Por Aluisio Alves
SÃO PAULO (Reuters) - Num passado recente, sugerir o uso de cartão de crédito para pagar transporte público no Brasil era motivo de piada, dada a conhecida repulsa dos comerciantes contra o uso desse instrumento para transações de pequenos valores devido às elevadas taxas cobradas pelas empresas de meios de pagamentos.
Agora, executivos de empresas do setor esfregam as mãos com o início do uso desses cartões para pagar viagens de ônibus na capital paulista, a ser oficializado nesta quinta-feira, o que alguns executivos da indústria vêem como o potencial propulsor dessa indústria nos chamados micropagamentos.
De fato, o espaço para crescimento é relevante. Nove em cada 10 transações no Brasil com valores abaixo de 10 reais são pagas em dinheiro, segundo dados do Banco Central referentes a 2018.
Mas com a recente guinada na concorrência, que tem derrubado tarifas e estimulado comerciantes a aceitarem cartões para pagamentos de valores nominais cada vez menores, e o crescente uso de tecnologias, como as de pagamento por aproximação, que dão ganhos de escala nos custos transacionais, o interesse do setor por operações de valor unitário baixo tem crescido rápido.

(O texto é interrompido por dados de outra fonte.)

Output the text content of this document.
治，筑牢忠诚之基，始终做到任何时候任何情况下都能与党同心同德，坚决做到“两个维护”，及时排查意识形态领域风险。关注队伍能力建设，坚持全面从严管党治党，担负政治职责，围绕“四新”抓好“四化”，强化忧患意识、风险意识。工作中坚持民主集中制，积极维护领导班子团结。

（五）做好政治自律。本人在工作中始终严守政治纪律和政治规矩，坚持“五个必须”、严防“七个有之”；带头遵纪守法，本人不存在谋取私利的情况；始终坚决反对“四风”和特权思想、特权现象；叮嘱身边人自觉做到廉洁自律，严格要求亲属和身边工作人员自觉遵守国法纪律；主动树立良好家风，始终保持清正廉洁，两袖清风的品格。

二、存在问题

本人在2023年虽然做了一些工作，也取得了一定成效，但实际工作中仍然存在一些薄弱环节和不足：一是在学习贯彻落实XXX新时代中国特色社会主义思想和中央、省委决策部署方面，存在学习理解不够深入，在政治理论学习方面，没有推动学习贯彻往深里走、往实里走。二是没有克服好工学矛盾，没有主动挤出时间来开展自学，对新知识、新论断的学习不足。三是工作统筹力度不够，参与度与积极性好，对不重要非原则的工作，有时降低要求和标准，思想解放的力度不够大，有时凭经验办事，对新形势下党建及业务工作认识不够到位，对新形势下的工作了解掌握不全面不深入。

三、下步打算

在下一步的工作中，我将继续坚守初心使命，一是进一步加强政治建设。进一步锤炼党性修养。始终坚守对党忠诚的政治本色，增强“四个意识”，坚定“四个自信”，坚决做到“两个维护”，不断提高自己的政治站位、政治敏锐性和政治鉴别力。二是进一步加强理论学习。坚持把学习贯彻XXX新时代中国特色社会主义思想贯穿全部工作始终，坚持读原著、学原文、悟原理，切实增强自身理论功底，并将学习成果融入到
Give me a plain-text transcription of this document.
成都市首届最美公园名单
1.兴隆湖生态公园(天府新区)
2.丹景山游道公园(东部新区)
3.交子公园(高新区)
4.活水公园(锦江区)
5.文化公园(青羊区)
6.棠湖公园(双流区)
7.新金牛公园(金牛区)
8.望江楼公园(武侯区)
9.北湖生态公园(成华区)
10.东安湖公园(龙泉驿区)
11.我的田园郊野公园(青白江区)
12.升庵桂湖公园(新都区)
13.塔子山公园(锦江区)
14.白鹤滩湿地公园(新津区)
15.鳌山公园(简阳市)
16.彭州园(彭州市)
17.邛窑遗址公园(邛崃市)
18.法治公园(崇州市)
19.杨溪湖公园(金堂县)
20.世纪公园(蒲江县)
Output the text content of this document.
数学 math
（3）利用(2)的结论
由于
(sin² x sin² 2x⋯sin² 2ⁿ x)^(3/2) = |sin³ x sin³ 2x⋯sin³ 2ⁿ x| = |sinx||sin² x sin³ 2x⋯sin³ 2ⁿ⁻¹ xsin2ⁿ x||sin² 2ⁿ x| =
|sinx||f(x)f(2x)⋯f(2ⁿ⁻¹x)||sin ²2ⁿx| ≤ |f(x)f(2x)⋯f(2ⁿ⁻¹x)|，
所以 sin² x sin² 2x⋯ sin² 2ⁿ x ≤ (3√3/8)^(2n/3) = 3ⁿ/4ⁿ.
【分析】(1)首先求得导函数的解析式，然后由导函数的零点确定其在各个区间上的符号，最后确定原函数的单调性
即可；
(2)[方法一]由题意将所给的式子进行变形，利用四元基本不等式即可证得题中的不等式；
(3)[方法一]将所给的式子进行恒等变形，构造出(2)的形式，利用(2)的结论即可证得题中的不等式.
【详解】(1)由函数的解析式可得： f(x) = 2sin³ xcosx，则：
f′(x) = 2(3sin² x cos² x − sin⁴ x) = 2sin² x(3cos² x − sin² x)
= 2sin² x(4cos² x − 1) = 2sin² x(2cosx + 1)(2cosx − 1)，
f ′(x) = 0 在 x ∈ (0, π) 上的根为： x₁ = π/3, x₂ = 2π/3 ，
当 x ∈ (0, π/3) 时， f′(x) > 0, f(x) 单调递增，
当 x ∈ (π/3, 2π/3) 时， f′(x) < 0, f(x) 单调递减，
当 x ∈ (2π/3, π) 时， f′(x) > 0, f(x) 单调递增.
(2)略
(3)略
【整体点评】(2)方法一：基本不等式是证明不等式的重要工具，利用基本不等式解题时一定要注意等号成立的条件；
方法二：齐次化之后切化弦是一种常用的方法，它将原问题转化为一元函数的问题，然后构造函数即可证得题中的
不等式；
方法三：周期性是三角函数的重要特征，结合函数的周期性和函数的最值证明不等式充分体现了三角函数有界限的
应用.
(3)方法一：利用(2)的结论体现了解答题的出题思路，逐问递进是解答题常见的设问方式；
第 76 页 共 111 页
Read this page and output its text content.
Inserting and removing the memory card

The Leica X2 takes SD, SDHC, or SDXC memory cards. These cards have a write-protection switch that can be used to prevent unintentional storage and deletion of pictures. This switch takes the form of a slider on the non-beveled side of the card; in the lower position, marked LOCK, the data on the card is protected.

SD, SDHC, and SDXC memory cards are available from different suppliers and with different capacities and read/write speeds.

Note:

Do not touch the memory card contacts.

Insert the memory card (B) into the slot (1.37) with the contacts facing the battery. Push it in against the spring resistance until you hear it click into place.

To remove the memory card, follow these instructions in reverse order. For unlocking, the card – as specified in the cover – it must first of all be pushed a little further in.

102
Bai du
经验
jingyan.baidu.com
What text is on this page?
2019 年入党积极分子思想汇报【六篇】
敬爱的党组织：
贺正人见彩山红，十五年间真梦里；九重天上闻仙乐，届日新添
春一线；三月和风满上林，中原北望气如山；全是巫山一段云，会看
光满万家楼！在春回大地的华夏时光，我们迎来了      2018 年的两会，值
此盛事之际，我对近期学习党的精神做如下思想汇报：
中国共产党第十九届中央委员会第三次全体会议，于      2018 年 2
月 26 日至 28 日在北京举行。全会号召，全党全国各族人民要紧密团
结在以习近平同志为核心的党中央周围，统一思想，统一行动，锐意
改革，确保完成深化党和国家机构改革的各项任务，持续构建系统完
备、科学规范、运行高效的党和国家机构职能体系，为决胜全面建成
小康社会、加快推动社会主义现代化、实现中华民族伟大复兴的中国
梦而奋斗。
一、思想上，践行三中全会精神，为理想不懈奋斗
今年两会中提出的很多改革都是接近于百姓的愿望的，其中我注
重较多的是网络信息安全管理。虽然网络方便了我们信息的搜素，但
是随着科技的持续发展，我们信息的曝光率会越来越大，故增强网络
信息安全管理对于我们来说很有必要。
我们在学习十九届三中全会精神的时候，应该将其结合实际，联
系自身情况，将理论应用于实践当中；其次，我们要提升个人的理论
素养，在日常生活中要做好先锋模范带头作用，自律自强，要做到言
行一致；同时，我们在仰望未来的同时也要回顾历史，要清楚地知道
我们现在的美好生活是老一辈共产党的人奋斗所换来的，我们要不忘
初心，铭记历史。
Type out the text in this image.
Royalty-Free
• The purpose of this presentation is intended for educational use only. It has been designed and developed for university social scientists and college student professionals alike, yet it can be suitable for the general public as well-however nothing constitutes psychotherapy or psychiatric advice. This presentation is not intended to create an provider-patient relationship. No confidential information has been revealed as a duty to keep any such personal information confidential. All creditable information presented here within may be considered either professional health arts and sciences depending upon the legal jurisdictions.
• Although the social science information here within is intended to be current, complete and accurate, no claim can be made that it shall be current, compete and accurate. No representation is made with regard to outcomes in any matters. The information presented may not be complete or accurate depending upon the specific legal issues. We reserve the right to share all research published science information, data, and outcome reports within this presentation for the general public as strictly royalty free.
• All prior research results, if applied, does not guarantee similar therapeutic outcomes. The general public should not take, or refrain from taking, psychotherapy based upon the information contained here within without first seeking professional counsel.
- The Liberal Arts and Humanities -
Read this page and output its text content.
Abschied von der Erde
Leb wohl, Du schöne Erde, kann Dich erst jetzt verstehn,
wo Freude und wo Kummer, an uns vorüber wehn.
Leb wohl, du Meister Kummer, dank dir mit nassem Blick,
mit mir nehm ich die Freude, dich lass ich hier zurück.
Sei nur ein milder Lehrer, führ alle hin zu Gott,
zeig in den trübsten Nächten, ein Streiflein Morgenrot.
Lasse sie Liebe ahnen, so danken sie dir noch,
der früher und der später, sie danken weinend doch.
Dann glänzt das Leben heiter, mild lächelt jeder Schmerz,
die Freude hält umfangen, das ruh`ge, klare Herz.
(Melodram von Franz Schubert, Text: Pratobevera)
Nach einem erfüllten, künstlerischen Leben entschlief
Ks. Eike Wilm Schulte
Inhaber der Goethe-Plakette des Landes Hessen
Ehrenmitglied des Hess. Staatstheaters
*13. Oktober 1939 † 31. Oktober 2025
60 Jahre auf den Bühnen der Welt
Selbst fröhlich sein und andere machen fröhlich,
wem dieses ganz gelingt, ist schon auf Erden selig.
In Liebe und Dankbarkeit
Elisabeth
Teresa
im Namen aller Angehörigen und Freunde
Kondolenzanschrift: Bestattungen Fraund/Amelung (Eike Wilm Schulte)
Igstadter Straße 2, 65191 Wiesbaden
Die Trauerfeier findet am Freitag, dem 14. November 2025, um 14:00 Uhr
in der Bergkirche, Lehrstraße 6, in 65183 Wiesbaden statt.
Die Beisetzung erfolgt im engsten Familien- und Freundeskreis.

A expectativa de executivos da indústria é de que a adesão da maior cidade da América Latina no uso do pagamento eletrônico do transporte público seja um trampolim para a popularização dos cartões para pagar valores menores.
"Seria uma prévia do potencial desse mercado no Brasil", diz Carlos Netto, presidente da Matera, empresa de soluções tecnológicas para fintechs.
É verdade que o uso de cartões na mobilidade urbana já tem sido testado há três anos no país, incluindo algumas capitais. Só no Rio de Janeiro, uma parceria nesse modelo envolvendo Cielo e Visa para o metrô da capital fluminense já teve cerca de 300 mil transações desde abril, mesmo num piloto.
Mas os números superlativos da capital paulista aguçam a cobiça dessa indústria. Segundo a Secretaria Municipal de Mobilidade e Transportes de São Paulo, só em agosto o sistema de ônibus urbanos da capital transportou 232,7 milhões de passageiros.
Só o pagamento de ônibus urbano em São Paulo, a 4,30 reais por viagem, movimenta cerca de 12 bilhões de reais por ano. Uma tarifa média pouco acima de 2% de MDR, a taxa que as adquirentes cobram dos lojistas, representaria uma receita ao redor de 250 milhões de reais.
Esse bolo será dividido entre as bandeiras Mastercard e Visa, as adquirentes Cielo (SA:CIEL3) e Stone (NASDAQ:STNE), que participarão do convênio com a prefeitura paulistana, além das companhias de bilhetagem eletrônica Prodata, Digicom e Empresa 1, segundo uma fonte a par do assunto.
Em nível nacional, a estimativa de analistas é que a mobilidade urbana geral movimente cerca de 40 bilhões de reais por ano, o que representaria receitas potenciais de 1 bilhão de reais para os pagamentos eletrônicos.
Para Netto, da Matera, porém, essa indústria pode estar chegando tarde, uma vez que tende a enfrentar em breve a competição do pagamento com QR Code, por meio de telefones celulares.
"O QR Code tende a ganhar expressão a partir do ano que vem, quando entrar em vigor o pagamento instantâneo, e tem vantagem sobre o NFC porque o usuário só precisa ter o celular, mesmo que não tenha cartão de crédito", disse.